On our way there, we walked by the elevated monorail tracks, which reminded me of my first trip to Seattle in 1968 when I was eight years old. We drove up in our old station wagon to visit my mother’s twin sister in Aberdeen, Washington. In Seattle we visited the World’s Fair, which included exhibit halls and the Space Needle. On this trip, I hadn’t gotten out of downtown nor even seen the Space Needle, but it was nice to see the monorail and be reminded that this was, indeed, Seattle.

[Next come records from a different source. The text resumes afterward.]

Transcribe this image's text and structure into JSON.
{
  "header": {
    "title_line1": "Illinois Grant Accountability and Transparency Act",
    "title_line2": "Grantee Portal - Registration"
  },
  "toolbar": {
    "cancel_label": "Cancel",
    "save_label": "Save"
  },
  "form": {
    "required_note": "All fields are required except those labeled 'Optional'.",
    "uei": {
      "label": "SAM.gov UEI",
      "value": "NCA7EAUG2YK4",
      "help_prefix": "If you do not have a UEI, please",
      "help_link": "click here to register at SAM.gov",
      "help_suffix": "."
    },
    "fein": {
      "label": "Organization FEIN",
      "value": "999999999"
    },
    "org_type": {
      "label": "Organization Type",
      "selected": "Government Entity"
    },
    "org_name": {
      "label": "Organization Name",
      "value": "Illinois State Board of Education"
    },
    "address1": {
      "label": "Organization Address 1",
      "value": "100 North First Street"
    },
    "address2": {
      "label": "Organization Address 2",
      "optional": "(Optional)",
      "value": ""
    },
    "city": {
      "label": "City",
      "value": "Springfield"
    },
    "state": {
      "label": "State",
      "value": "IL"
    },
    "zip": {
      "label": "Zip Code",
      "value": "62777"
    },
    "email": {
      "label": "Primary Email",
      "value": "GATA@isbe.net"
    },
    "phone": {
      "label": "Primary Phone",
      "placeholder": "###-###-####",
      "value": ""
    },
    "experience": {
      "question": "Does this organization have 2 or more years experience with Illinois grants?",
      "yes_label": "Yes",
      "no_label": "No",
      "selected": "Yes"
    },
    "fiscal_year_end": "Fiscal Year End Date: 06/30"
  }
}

At Top Pot Doughnuts, we bought our choices and ate on the balcony, talking about what our favorite parts of the conference had been. The students agreed that the professional astronomers were different than they had anticipated. Instead of stuffy, brainy eggheads (which is how movies and TV shows tend to portray scientists), the found the astronomers to be engaging, excited, highly motivated, and eager to share their work even with high school students. Rosie and Julie both said they are now thinking about careers in astrophysics. As Julie put it, being around the astronomers made her happy. She had made a number of contacts for potential undergraduate and graduate schools when she graduates from high school in two years.
We walked back to the Hyatt Regency and checked out, then walked to the light rail station and bought tickets back to SeaTac Airport. On the way back, I finally spotted the Space Needle north of the city. We worked our way through getting boarding passes and I collected all of our receipts, knowing I’d have to justify all expenses with the NITARP accounting and with the Utah STEM Action Center, who were paying for our trip. We passed through security and had some time to wait before boarding the airplane, so we found some seats in the gate area and I dozed off while the students played games and texted friends on their cell phones.
The flight home to Salt Lake was uneventful, and I had already worked out a shuttle van ride back to the school. We had a few other people in the van to drop off, and traffic was slow, so it was a bit over an hour’s drive back to Provo. I struck up a conversation with the driver, who was from northern Pakistan. He was working in the U.S. to earn money to try to set up schools for girls, including finding textbooks and supplies. He told us of how difficult it is for girls to get any formal education there, and how the beautiful mountain valley he was from had been destroyed by decades of war and conflict. I can’t remember the exact name of the valley, and none of the ones listed in Wikipedia seem familiar. It might have been the Kurram Valley, which borders on Afghanistan south of the Khyber Pass.
Upon return to Walden School, I had a lot of work to get classes underway and on track since I had missed the first week of the second semester. I revised our application to the Utah STEM Action Center for a higher amount, as per their request, enough to cover the other two students. I assembled all of our receipts and sent them in to NITARP for reimbursement.
As a result of all this, I got behind on writing up our adventures in this blog. Other things got in the way. Now, over two years later, I am finally writing about it. Much has happened since, and I hope to bring this blog up to date in the next few weeks (before the middle of February 2017) as things start to heat up with our Mars project at my new school. I will want to stay current on that project, so the sooner I can catch up, the better.